From the San Antonio Business Journal
San Antonio-based pipeline and storage terminal company Andeavor Logistics is moving to complete a merger with Wester Refining Logistics by the fourth quarter.
In an amended registration statement filed with the U.S. Securities and Exchange Commission on Wednesday, Andeavor Logistics LP (NYSE: ANDX) reported that the company plans to exchange a 0.5233 share of its stock for every share of Western Refining Logistics LP (NYSE: WNRL) common stock.
If approved by regulators, Andeavor Logistics can set a date for Western Refining Logistics shareholders to vote about the merger.

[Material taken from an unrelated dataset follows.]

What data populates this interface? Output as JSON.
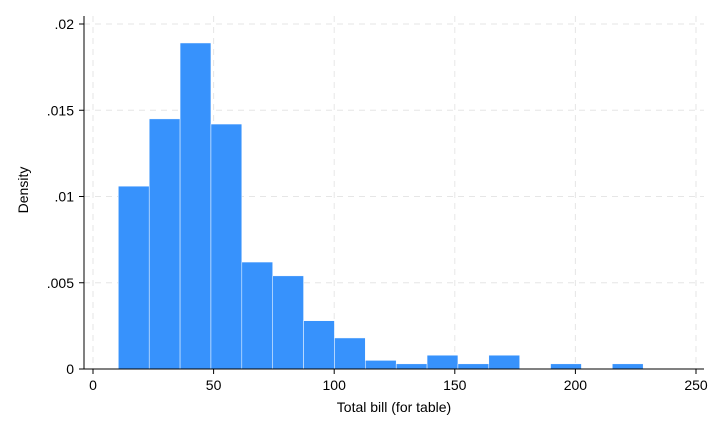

San Antonio-based Tesoro Corp. and El Paso-based Western Refining successfully closed their merger in June, rebranded and emerged as Andeavor Corp. (NYSE: ANDV) in August. Under the merger agreement, Tesoro Logistics LP was rebranded as Andeavor Logistics.
If all proceeds as planned, the merger, stock swap and a related incentive distribution rights transaction will be completed by the fourth quarter.
Andeavor Logistics owns 26 million barrels of storage capacity across six states with 990 miles of refined product pipeline as well as 1,246 miles of crude oil gathering pipeline and 1,948 miles of natural gas gathering pipeline. The San Antonio-based company reported $315 million in profits on $1.2 billion in revenue in 2016.
With $2.2 billion of revenue and net income of $66.7 million in 2016, Western Logistics owns 705 miles of pipeline and 12.4 million barrels of storage capacity across five states.
The merger would give the company nearly 5,000 of miles of pipeline and nearly 40 million barrels of storage capacity.
Andeavor Logistics officials estimate that the unit-for-unit transaction portion of the deal has a total enterprise value of $1.8 billion. If and when it is merged, Andeavor Logistics is targeting at least $1 billion of annual growth of investments — including some with exposure to the Permian Basin of West Texas, which has become the hottest shale play in the United States.